Sięgam do definicji obiegu wody z podręcznika akademickiego (wydanego dokładnie 10 lat temu), w którym zawarto następujący zapis: „Zaburzenie obiegu wody jest możliwe na każdym etapie jej wędrówki. Na każdym też etapie jest możliwe jej skażenie lub zanieczyszczenie”. Powiem dobitnie: tak dzieje się teraz, dekadę temu i jeszcze wcześniej, a „czynnikiem”, który przykłada do tego rękę, jest człowiek i robi to na wiele sposobów.
Zanieczyszczenie już w atmosferze
Już znajdujące się w atmosferze cząstki wody mają kontakt z zawieszonymi w niej zanieczyszczeniami pochodzenia antropogenicznego – głównie efektami emisji z pieców grzewczych, transportu i punktowo z przemysłu. Zanieczyszczenia te wymywane są z powietrza podczas opadu, a kolejna ich porcja łączy się ze spływem powierzchniowym i innymi szkodliwymi substancjami, które woda napotka po drodze, by ostatecznie znaleźć się w odbiorniku.
Do zaspokojenia swoich potrzeb człowiek pobiera z ujęć znaczne ilości wody: na cele przemysłowe, komunalne i rolnicze. Oczywiście nie jest ona zużywana bezpowrotnie, gdyż wraca do obiegu, jak się jednak okazuje – nierzadko w odmiennym stanie jakościowym. Źródłem zanieczyszczeń wód powierzchniowych i podziemnych są nielegalnie odprowadzane ścieki bytowe z terenów nieskanalizowanych, których (wg raportu NIK z 2021 r.) nawet 80% trafia do środowiska bez wcześniejszego oczyszczania. Środowisko wodne mierzy się z ponadnormatywnym korzystaniem z jego zasobów, w tym odprowadzaniem różnego rodzaju substancji i ścieków, awaryjnymi sytuacjami zrzutu zanieczyszczeń oraz nielegalnym składowaniem odpadów, które to decydują o jego stanie.
Istotne jest także zaburzenie naturalnego ruchu hydrologicznego, na skutek inżynierskiej działalności człowieka.
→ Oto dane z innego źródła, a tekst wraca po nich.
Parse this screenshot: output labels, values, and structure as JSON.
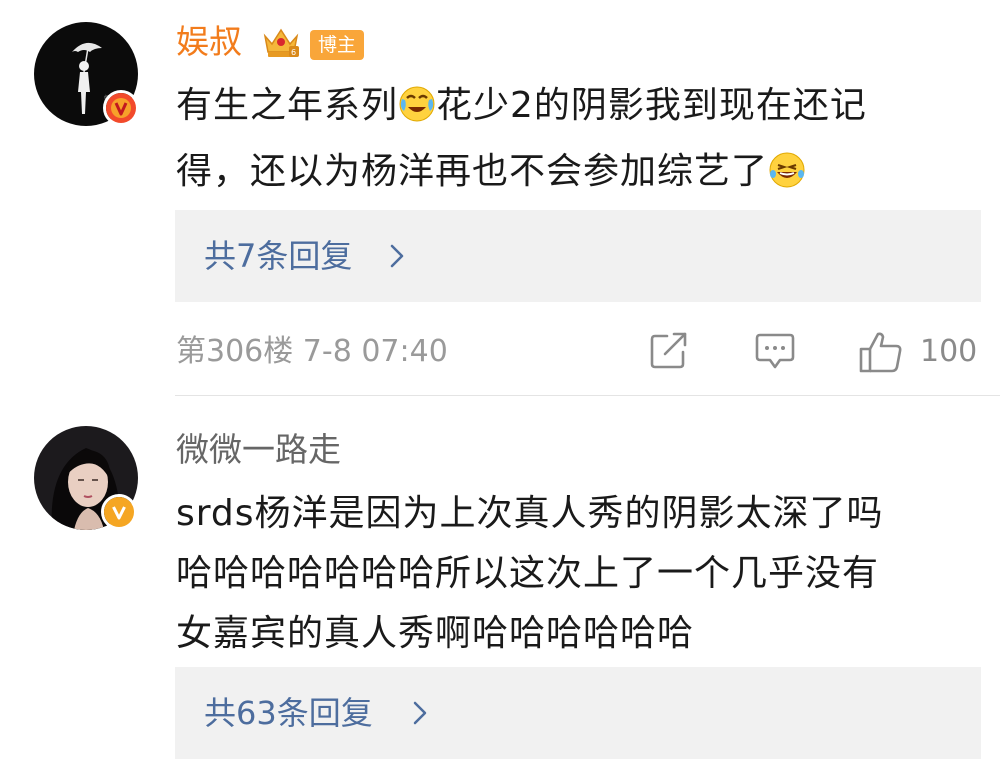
{
  "comments": [
    {
      "username": "娱叔",
      "role_badge": "博主",
      "text_line1_a": "有生之年系列",
      "text_line1_b": "花少2的阴影我到现在还记",
      "text_line2": "得，还以为杨洋再也不会参加综艺了",
      "emoji_1": "crying-laughing-emoji",
      "emoji_2": "laughing-tears-emoji",
      "replies_label": "共7条回复",
      "floor_time": "第306楼  7-8 07:40",
      "like_count": "100"
    },
    {
      "username": "微微一路走",
      "text_line1": "srds杨洋是因为上次真人秀的阴影太深了吗",
      "text_line2": "哈哈哈哈哈哈哈所以这次上了一个几乎没有",
      "text_line3": "女嘉宾的真人秀啊哈哈哈哈哈哈",
      "replies_label": "共63条回复"
    }
  ],
  "icons": {
    "verified": "verified-v-icon",
    "crown": "crown-level-icon",
    "share": "share-icon",
    "comment": "comment-icon",
    "like": "like-thumb-icon",
    "chevron": "chevron-right-icon"
  },
  "colors": {
    "owner_name": "#f27c1c",
    "reply_link": "#4d6d9e",
    "verified_badge": "#f5a623",
    "meta_gray": "#9a9a9a",
    "reply_box_bg": "#f1f1f1"
  }
}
Cieki są przegradzane, zmieniane jest ich koryto, kierunek przepływu, prowadzone są zabiegi melioracyjne – działania te zmieniają naturalny charakter zlewni i także nie pozostają bez wpływu na jakość i ilość wód.
To wszystko sprawia, że woda nie ma już warunków i nie nadąża oczyszczać się samoistnie, a proces „rozcieńczania” ścieków, wskazywany jako jeden ze sposobów ich oczyszczania, pozostaje już tylko zapisem na kartach podręczników.
Gorzko wybrzmiewa moja wypowiedź, bo wynika z niej wprost, że jesteśmy najbardziej inwazyjnym gatunkiem wobec ekosystemu wodnego. Ilu z nas ma tego świadomość, biorąc pod uwagę stopień naszego uzależnienia od zasobów wodnych?
***
Felieton ukazał się pierwotnie w numerze 1/2023 kwartalnika Kierunek WOD-KAN.